There are up to 10 points available for each obstacle (totalling 160 available) these points are broken down into:
- Effectiveness (maximum 7 points)
- Style/Gait (from -2 to +3)
- Some types of obstacles are scored on the Time the horse and rider perform the specified task for
Penalties (from -3 to -1 for carelessness, brutality or dangerous riding) can also be deducted from the score as appropriate.

If the time allowed is exceeded, time penalties are deducted at a rate of 1 penalty for every 4 seconds (or period of 4 seconds started) over the time. A maximum of 30 points may be lost for time penalties. For example, a rider completing the course 6 seconds over the time limit would lose 2 time penalties.

There are some stipulations about tack for the PTV, such as the wearing of horse and rider ID and the use of a headcollar and leadrope if the horse has a running martingale. Whips and spurs must meet the criteria in the British TREC Rulebook.

==Levels and classes available==
TREC competitions are run at a number of levels, ranging from 1 (the easiest) to 4 (the most technically demanding). The levels can be further split into A (Advanced) and B (Beginner) sub levels as well as the level itself. Championships and league competitions are run by TREC GB for all 4 main levels and also Level 2A.

Riders may compete alone at all levels or in a pair up to level 3 (level 4 pairs classes are run very occasionally but there is no league for level 4 pairs and it is not run at championships). Pairs ride the POR together and then complete the MA and PTV separately, and their scores are added together to determine the final placings.

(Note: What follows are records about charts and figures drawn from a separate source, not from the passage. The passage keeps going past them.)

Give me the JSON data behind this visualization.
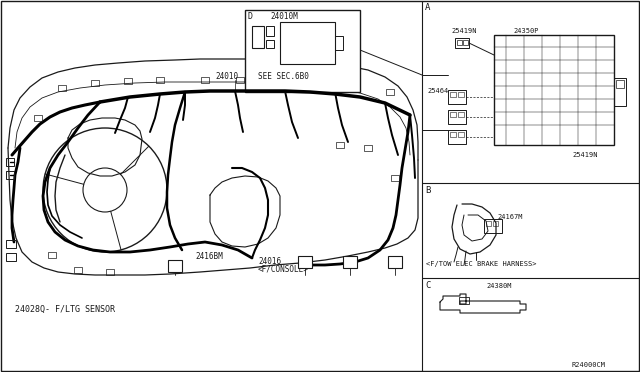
{
  "bg_color": "#ffffff",
  "line_color": "#1a1a1a",
  "fig_width": 6.4,
  "fig_height": 3.72,
  "dpi": 100,
  "labels": {
    "main_harness": "24010",
    "see_sec": "SEE SEC.6B0",
    "connector_d_label": "2416BM",
    "connector_console": "24016",
    "connector_console2": "<F/CONSOLE>",
    "sensor_label": "24028Q- F/LTG SENSOR",
    "ref_code": "R24000CM",
    "part_A1": "25419N",
    "part_A2": "24350P",
    "part_A3": "25464",
    "part_A4": "25419N",
    "part_B1": "24167M",
    "part_B2": "<F/TOW ELEC BRAKE HARNESS>",
    "part_C1": "24380M",
    "inset_label": "24010M",
    "section_A": "A",
    "section_B": "B",
    "section_C": "C",
    "section_D": "D",
    "conn_A": "A",
    "conn_B": "B",
    "conn_C": "C",
    "conn_D": "D"
  }
}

==International competition==
FITE run European and World Championships for senior and young riders (young riders are those under 21) on a periodic basis (usually one international competition every 2 years, alternating between Europeans and Worlds). Full details of dates and locations for international competitions may be found on the FITE website (link below). Young riders may also compete in the Duo class, which is run in a similar way to UK pairs classes.

==TREC variations==
Several variations of TREC exist, catering for riders new to the sport, wishing to concentrate on particular aspects or different times of the year. These include
- Arena TREC - run in the winter and comprising the MA and PTV phases only
- 10:10 competitions - a shortened version of the sport comprising a 10km POR route, 100m MA course and 10 obstacle PTV
- Versatile TREC Horse - similar to 10:10 TREC but with a short obedience test done in a dressage arena (but marked on accuracy of movements rather than how the horse is going, as in dressage) instead of the POR phase

Full details of all the variations of TREC recognised in the UK can be found in the British TREC Rulebook, available from TREC GB.

==TREC Clubs==
A number of TREC clubs exist in the UK. They run training events and competitions and are an important element of the social side of the sport. A full list of TREC clubs, the geographical areas they cover and their contact details can be found on the TREC GB website (link below).